By this measure I have long been interested in metaphysics or mysticism but was driven away by rampant woo. Only forager society anthropologists, naturalists, and creatives were willing to understand that I might be willing to spend days and weeks climbing mountains and having deep relationships with so-called objects simply for the view. The same for repetitive actions, mantras, contemplation, and psychoactive drugs. Just being there was enough.
I don’t call this mysticism or a wild god but communicating with nature directly but I often experience it–I live by it. Once called the sublime by those like Beethoven, classicists, and now called the awesome, the inspiring, or the feeling of something more, else, I can’t choke down this verbiage. It is too easily called god. A kind of god religions steal to show their god must be that god with their assumptions of form, content, and all the other clap-trap they can’t possibly witness. Even if “god” were atoms, waves, mass, extension, or form that speaks nothing to what religions claim, mystical or not.

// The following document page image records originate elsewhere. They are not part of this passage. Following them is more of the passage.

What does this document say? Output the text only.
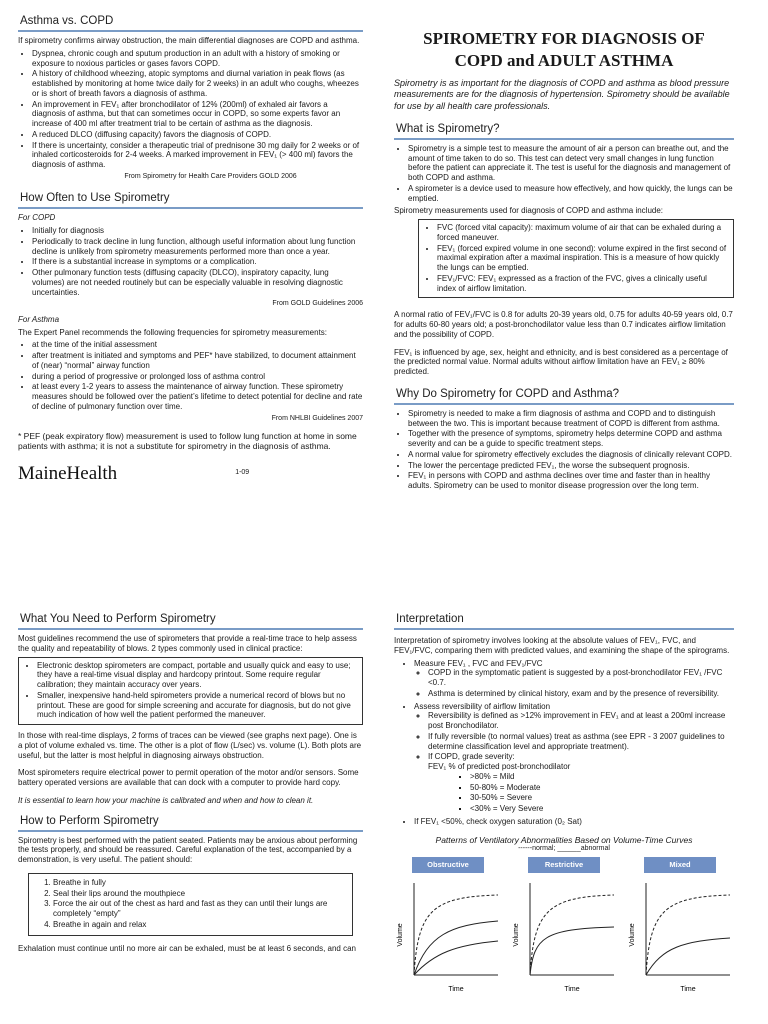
Asthma vs. COPD

If spirometry confirms airway obstruction, the main differential diagnoses are COPD and asthma.

• Dyspnea, chronic cough and sputum production in an adult with a history of smoking or exposure to noxious particles or gases favors COPD.
• A history of childhood wheezing, atopic symptoms and diurnal variation in peak flows (as established by monitoring at home twice daily for 2 weeks) in an adult who coughs, wheezes or is short of breath favors a diagnosis of asthma.
• An improvement in FEV₁ after bronchodilator of 12% (200ml) of exhaled air favors a diagnosis of asthma, but that can sometimes occur in COPD, so some experts favor an increase of 400 ml after treatment trial to be certain of asthma as the diagnosis.
• A reduced DLCO (diffusing capacity) favors the diagnosis of COPD.
• If there is uncertainty, consider a therapeutic trial of prednisone 30 mg daily for 2 weeks or of inhaled corticosteroids for 2-4 weeks. A marked improvement in FEV₁ (> 400 ml) favors the diagnosis of asthma.
From Spirometry for Health Care Providers GOLD 2006
How Often to Use Spirometry

For COPD

• Initially for diagnosis
• Periodically to track decline in lung function, although useful information about lung function decline is unlikely from spirometry measurements performed more than once a year.
• If there is a substantial increase in symptoms or a complication.
• Other pulmonary function tests (diffusing capacity (DLCO), inspiratory capacity, lung volumes) are not needed routinely but can be especially valuable in resolving diagnostic uncertainties.
From GOLD Guidelines 2006

For Asthma

The Expert Panel recommends the following frequencies for spirometry measurements:

• at the time of the initial assessment
• after treatment is initiated and symptoms and PEF* have stabilized, to document attainment of (near) “normal” airway function
• during a period of progressive or prolonged loss of asthma control
• at least every 1-2 years to assess the maintenance of airway function. These spirometry measures should be followed over the patient’s lifetime to detect potential for decline and rate of decline of pulmonary function over time.
From NHLBI Guidelines 2007

* PEF (peak expiratory flow) measurement is used to follow lung function at home in some patients with asthma; it is not a substitute for spirometry in the diagnosis of asthma.

MaineHealth	1-09
SPIROMETRY FOR DIAGNOSIS OF
COPD and ADULT ASTHMA

Spirometry is as important for the diagnosis of COPD and asthma as blood pressure measurements are for the diagnosis of hypertension. Spirometry should be available for use by all health care professionals.

What is Spirometry?
• Spirometry is a simple test to measure the amount of air a person can breathe out, and the amount of time taken to do so. This test can detect very small changes in lung function before the patient can appreciate it. The test is useful for the diagnosis and management of both COPD and asthma.
• A spirometer is a device used to measure how effectively, and how quickly, the lungs can be emptied.

Spirometry measurements used for diagnosis of COPD and asthma include:

• FVC (forced vital capacity): maximum volume of air that can be exhaled during a forced maneuver.
• FEV₁ (forced expired volume in one second): volume expired in the first second of maximal expiration after a maximal inspiration. This is a measure of how quickly the lungs can be emptied.
• FEV₁/FVC: FEV₁ expressed as a fraction of the FVC, gives a clinically useful index of airflow limitation.

A normal ratio of FEV₁/FVC is 0.8 for adults 20-39 years old, 0.75 for adults 40-59 years old, 0.7 for adults 60-80 years old; a post-bronchodilator value less than 0.7 indicates airflow limitation and the possibility of COPD.

FEV₁ is influenced by age, sex, height and ethnicity, and is best considered as a percentage of the predicted normal value. Normal adults without airflow limitation have an FEV₁ ≥ 80% predicted.

Why Do Spirometry for COPD and Asthma?
• Spirometry is needed to make a firm diagnosis of asthma and COPD and to distinguish between the two. This is important because treatment of COPD is different from asthma.
• Together with the presence of symptoms, spirometry helps determine COPD and asthma severity and can be a guide to specific treatment steps.
• A normal value for spirometry effectively excludes the diagnosis of clinically relevant COPD.
• The lower the percentage predicted FEV₁, the worse the subsequent prognosis.
• FEV₁ in persons with COPD and asthma declines over time and faster than in healthy adults. Spirometry can be used to monitor disease progression over the long term.
What You Need to Perform Spirometry

Most guidelines recommend the use of spirometers that provide a real-time trace to help assess the quality and repeatability of blows. 2 types commonly used in clinical practice:

• Electronic desktop spirometers are compact, portable and usually quick and easy to use; they have a real-time visual display and hardcopy printout. Some require regular calibration; they maintain accuracy over years.
• Smaller, inexpensive hand-held spirometers provide a numerical record of blows but no printout. These are good for simple screening and accurate for diagnosis, but do not give much indication of how well the patient performed the maneuver.

In those with real-time displays, 2 forms of traces can be viewed (see graphs next page). One is a plot of volume exhaled vs. time. The other is a plot of flow (L/sec) vs. volume (L). Both plots are useful, but the latter is most helpful in diagnosing airways obstruction.

Most spirometers require electrical power to permit operation of the motor and/or sensors. Some battery operated versions are available that can dock with a computer to provide hard copy.

It is essential to learn how your machine is calibrated and when and how to clean it.

How to Perform Spirometry

Spirometry is best performed with the patient seated. Patients may be anxious about performing the tests properly, and should be reassured. Careful explanation of the test, accompanied by a demonstration, is very useful. The patient should:

1. Breathe in fully
2. Seal their lips around the mouthpiece
3. Force the air out of the chest as hard and fast as they can until their lungs are completely “empty”
4. Breathe in again and relax

Exhalation must continue until no more air can be exhaled, must be at least 6 seconds, and can

Interpretation

Interpretation of spirometry involves looking at the absolute values of FEV₁, FVC, and FEV₁/FVC, comparing them with predicted values, and examining the shape of the spirograms.

• Measure FEV₁ , FVC and FEV₁/FVC
◦ COPD in the symptomatic patient is suggested by a post-bronchodilator FEV₁ /FVC <0.7.
◦ Asthma is determined by clinical history, exam and by the presence of reversibility.
• Assess reversibility of airflow limitation
◦ Reversibility is defined as >12% improvement in FEV₁ and at least a 200ml increase post Bronchodilator.
◦ If fully reversible (to normal values) treat as asthma (see EPR - 3 2007 guidelines to determine classification level and appropriate treatment).
◦ If COPD, grade severity:
FEV₁ % of predicted post-bronchodilator
▪ >80% = Mild
▪ 50-80% = Moderate
▪ 30-50% = Severe
▪ <30% = Very Severe
• If FEV₁ <50%, check oxygen saturation (0₂ Sat)
Patterns of Ventilatory Abnormalities Based on Volume-Time Curves
------normal; ______abnormal
Obstructive
Volume
Time
Restrictive
Volume
Time
Mixed
Volume
Time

Perhaps Ehrenreich is speaking to that in which case it does provide a more accessible means of getting people to talk beyond their personal god, and more about how we experience consciousness. I am afraid that to her benefit it will be seen as ubiquitous to all types of theology or spirit. It may also backfire to more spiritual but not religious gunk that needs to be cleared away with some kind of expectorant. It’s all in the dialog.